The few people reading this were probably affected by the AWS us-east-1 outtage that occurred on December 8th, 2021. The tl;dr of that incident is that the entire region was responding to API calls with error messages for the entire work day. It sucked, especially for operations teams that had applications in that region.

Thankfully, our developer responsibilities kept us far away from that dumpster fire. However, I was foolish enough to store our state files and state locks in us-east-1. DynamoDB and S3 are offered in most regions, so there was no reason to do this.

I’ll not be making that mistake again. Future state locks/files will be stored in either ca-central-1 or us-east-2. We’re planning to move our existing state management infrastructure into a different region as well.

Loosely Couple Unique Identifiers Within Modules

This is a Terraform best practices recommendation that we are going to start using, but basically when you’ve got resources in your modules that have unique naming requirements, have a module input variable be a unique identifier. This means that if your unique identifying format updates, you only need to update your root module and the unique changes will propogate to your lower modules.

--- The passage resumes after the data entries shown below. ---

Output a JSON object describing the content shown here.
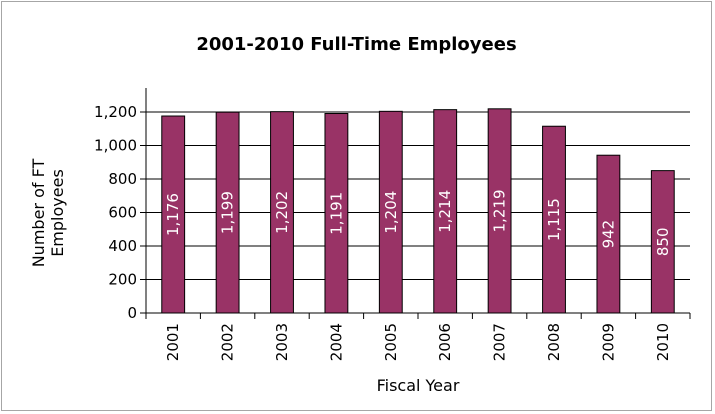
{
  "chart_data": {
    "type": "bar",
    "title": "2001-2010 Full-Time Employees",
    "xlabel": "Fiscal Year",
    "ylabel": "Number of FT Employees",
    "ylabel_lines": [
      "Number of FT",
      "Employees"
    ],
    "categories": [
      "2001",
      "2002",
      "2003",
      "2004",
      "2005",
      "2006",
      "2007",
      "2008",
      "2009",
      "2010"
    ],
    "values": [
      1176,
      1199,
      1202,
      1191,
      1204,
      1214,
      1219,
      1115,
      942,
      850
    ],
    "data_labels": [
      "1,176",
      "1,199",
      "1,202",
      "1,191",
      "1,204",
      "1,214",
      "1,219",
      "1,115",
      "942",
      "850"
    ],
    "ylim": [
      0,
      1200
    ],
    "yticks": [
      0,
      200,
      400,
      600,
      800,
      1000,
      1200
    ],
    "ytick_labels": [
      "0",
      "200",
      "400",
      "600",
      "800",
      "1,000",
      "1,200"
    ],
    "grid": true,
    "legend": "none",
    "colors": {
      "bar_fill": "#993366",
      "bar_stroke": "#000000",
      "data_label": "#ffffff"
    }
  }
}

The issue that caused this was we added a 3rd dimension to our workspace names. Before, it was just $STAGE:$AWS_REGION, and now it’s $STAGE:$AWS_REGION:$DEVELOPER_NAME. It should have been a code smell when I was first refactoring to add the 3rd dimension in each of the modules that there was a better way to do this, but alas I didn’t catch it.

The actual resource I was creating in a module that required updating was an okta user account. The resource’s email property looked something like this: email = format(test.%s.%s@example.com, var.stage, var.aws_region). I then updated it to look like this: email = format(test.%s.%s.%s@example.com, var.stage, var.aws_region, var.developer). While this worked, had I just made it this instead: email = format(test.%s@example.com, var.unique_identifier) The module would be much more adaptable to other workflows, like say if I wanted to add a 4th dimension such as $JIRA_TASK_ID.

Take Care of Your Locks

While us-east-1 was down and our state files and lock objects were equally stuck, we couldn’t take down the infrastructure using Terraform in us-east-1. This ultimately was unnecessary for what I was trying to do but it was a good introduction to what happens when Terraform breaks while it has a lock file and how to recover from it.

When a process running Terraform dies while it has acquired a lock, then that Terraform workspace becomes unusable. You’ll need to manually release the lock with the force-unlock command. Thankfully, the locking error will give you some helpful info about the machine that has the lock when Terraform errors out. You should then check that machine to make sure Terraform is no longer running.

If it has, run the force-unlock command while in the workspace that is locked. This is important and something I missed at first, as if you’re not in the correct workspace, Terraform will tell you it can’t find the lock or the lock is made of invalid json.

tl;dr

Terraform is great. I’m looking forward to making a part 3!